OPINION: Washington should decriminalize psychedelics

Studying effects of psychedelics could yield many benefits; potentially help treat depression, other mental illnesses



Decriminalizing recreational use of psychedelics by legal adults would allow police to give more focus to dealing with more dangerous drugs, such as opioids or amphetamines, and would allow for more research.

JACOB HERSH, Evergreen columnist

Woodstock. Every musician between 1960 and 1975. My cool uncle at family reunions. Anyone who likes Phish. Nicolas Cage’s “Wicker Man” performance. These people and events all have one thing in common: psychedelics.

Psychedelics are defined as drugs that cause altered states of consciousness. LSD, DMT, psilocybin and others are all examples of psychedelic substances, and they’ve been an ingrained part of culture, religion and art for thousands of years.

However, despite their cultural recognition, they’re still almost completely banned throughout the United States. Most psychedelics are classified as a Schedule 1 drug by the federal government, meaning that with a few notable exceptions (such as Native American religious ceremonies), their manufacture and use are prohibited.

The problem is, this isn’t necessarily a good thing. Stringent drug policies related to psychedelics prevent researchers from studying their effects.

Additionally, grassroots organizations like Decriminalize Nature Oakland support expanded access to psychedelic and entheogenic plants, both for research and individual consumption.

In fact, Decriminalize Nature was instrumental in passing a June resolution allowing peyote and mushroom use in the city of Oakland, claiming the plants were beneficial in combating trauma, addiction and anxiety. Denver also recently passed a resolution, citing similar effects and benefits. As of now, they are the only two major American cities to do so.

Incidentally, the history of psychedelics as a controlled substance is actually fairly short.

“In the past, psychedelics … were not regulated, they were not illegal, they were just there,” said Kenneth Faunce, a WSU history professor, who teaches classes on drugs and drug policies. “We see a shift in the late 19th century to early 20th century towards prohibition of certain kinds of drugs.”

Despite the rigorous prohibition of most psychedelics in the latter half of the 20th century, experimenters began to gain traction in the 60s and 70s.

Ken Kesey, noted author, led a group of people in “acid tests,” or group consumption of psychedelics, and documented the results. Timothy Leary, a Harvard psychologist (who received his MS in psychology from WSU, incidentally), conducted similar experiments with psilocybin.

Researchers also continue to test the effects of psychedelics on mental illness and depression. While the official results are inconclusive, scientists continue to test and experiment, and study groups have yielded positive results, according to The Lancet Psychiatry.

On the business side, Silicon Valley execs often take “microdoses” of psilocybin, allegedly to help with creative thinking.

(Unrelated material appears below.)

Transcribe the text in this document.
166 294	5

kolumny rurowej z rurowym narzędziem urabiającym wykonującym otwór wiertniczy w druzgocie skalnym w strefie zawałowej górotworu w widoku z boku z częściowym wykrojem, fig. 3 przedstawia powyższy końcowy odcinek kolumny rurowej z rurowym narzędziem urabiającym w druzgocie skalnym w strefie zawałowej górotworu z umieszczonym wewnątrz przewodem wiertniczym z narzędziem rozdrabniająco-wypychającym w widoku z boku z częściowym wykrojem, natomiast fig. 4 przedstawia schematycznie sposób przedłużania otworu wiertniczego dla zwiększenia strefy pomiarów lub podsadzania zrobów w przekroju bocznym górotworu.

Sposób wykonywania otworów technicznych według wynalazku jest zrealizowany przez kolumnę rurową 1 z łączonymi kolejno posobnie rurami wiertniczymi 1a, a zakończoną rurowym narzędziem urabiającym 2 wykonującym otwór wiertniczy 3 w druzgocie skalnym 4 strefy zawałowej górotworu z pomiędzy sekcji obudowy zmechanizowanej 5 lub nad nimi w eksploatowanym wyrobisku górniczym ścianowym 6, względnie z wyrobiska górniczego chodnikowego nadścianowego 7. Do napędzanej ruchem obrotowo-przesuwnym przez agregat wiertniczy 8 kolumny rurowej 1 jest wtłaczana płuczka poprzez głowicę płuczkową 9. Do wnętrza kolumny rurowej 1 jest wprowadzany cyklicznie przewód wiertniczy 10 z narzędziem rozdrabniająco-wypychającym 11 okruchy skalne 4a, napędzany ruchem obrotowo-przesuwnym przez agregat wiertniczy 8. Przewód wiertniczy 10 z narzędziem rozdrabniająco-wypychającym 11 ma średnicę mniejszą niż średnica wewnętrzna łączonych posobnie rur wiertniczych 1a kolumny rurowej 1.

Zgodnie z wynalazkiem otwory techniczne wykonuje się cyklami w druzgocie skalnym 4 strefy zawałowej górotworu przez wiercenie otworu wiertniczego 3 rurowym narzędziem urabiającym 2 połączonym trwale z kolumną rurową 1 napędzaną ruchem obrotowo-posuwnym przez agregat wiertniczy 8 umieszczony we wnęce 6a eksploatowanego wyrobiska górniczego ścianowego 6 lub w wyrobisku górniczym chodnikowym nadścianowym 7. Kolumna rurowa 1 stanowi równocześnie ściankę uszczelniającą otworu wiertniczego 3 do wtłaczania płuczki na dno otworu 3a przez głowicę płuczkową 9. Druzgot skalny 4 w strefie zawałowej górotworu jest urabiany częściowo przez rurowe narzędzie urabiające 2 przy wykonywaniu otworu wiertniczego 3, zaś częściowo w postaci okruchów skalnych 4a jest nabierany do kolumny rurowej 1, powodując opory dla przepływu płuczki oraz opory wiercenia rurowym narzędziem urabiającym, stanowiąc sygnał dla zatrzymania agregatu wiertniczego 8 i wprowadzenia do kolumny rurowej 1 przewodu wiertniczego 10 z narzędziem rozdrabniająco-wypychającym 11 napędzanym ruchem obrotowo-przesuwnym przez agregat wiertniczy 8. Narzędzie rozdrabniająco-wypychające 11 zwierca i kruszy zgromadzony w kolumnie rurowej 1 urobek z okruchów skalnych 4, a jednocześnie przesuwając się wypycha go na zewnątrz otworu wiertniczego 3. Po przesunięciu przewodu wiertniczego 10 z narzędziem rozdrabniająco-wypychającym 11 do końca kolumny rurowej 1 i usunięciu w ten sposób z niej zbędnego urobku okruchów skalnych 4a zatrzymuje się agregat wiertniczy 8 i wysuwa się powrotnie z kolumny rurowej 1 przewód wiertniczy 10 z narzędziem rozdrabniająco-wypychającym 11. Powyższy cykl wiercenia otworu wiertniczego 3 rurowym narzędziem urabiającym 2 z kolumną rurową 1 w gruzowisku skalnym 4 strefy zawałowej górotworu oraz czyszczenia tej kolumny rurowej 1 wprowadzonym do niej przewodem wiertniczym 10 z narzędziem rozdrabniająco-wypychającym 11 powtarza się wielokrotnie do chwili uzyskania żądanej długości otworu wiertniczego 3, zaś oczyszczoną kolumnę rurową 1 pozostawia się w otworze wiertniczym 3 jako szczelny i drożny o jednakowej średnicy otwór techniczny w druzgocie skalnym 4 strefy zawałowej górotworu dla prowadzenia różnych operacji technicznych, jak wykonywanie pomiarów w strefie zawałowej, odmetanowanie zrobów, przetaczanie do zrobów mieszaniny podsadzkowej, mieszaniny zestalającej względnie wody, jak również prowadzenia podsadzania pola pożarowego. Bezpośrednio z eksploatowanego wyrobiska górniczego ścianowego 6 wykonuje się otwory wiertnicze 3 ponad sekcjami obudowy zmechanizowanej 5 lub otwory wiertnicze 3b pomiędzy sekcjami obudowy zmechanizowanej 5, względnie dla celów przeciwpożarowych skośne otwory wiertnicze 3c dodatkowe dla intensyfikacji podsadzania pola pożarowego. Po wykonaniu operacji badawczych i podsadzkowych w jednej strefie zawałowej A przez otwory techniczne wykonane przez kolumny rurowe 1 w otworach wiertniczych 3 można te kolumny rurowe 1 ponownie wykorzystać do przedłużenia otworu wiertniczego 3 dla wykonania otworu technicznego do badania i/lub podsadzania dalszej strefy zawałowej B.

Steve Jobs, in particular, spoke to the benefits of LSD, claiming that it was “one of the two or three most important things I’ve ever done in my life,” in ‘What the Dormouse Said: How the Sixties Counterculture Shaped the Personal Computer Industry,’ a book written by New York Times reporter John Markoff.

Podcast host Joe Rogan repeatedly touts the mind-expanding benefits of DMT, claiming it’s one of the world’s most powerful psychedelics.

Faced with all this information, outdated drug policies must change. It’s becoming increasingly more obvious that policies introduced in the 70s or 80s are based on information that has since changed and need to be updated to fit what we now understand about drugs and drug use. However, this isn’t an argument for full-blown complete legalization, and I’d caution anyone to interpret the data as such.

Decriminalizing psychedelics would allow researchers to fully make use of existing grant money to study the effects of the drugs themselves, giving us insight into how they can potentially be used to help people. Additionally, letting responsible adults use psychedelics in a controlled setting would help police focus their efforts on harmful drugs like opioids and amphetamines.

“We have to get past the stigma to better understand drugs,” Faunce said. “We have this tendency as a society to immediately stigmatize things, and then we can’t look at them clearly. We have to move past the stigma, that [drugs are] bad no matter what, to try to understand what’s useful about it, what’s bad about it, in a more coherent, scientific, intellectual way.”

We have to destigmatize our understanding of drugs, in order to comprehend the ways they can actually benefit society. Obviously, this isn’t a call for immediate legalization, heralded by a Grateful Dead concert. It’s merely an invitation for our nation’s lawmakers to take an objective look at psychedelics and start to reverse some of the laws preventing them from being studied and understood.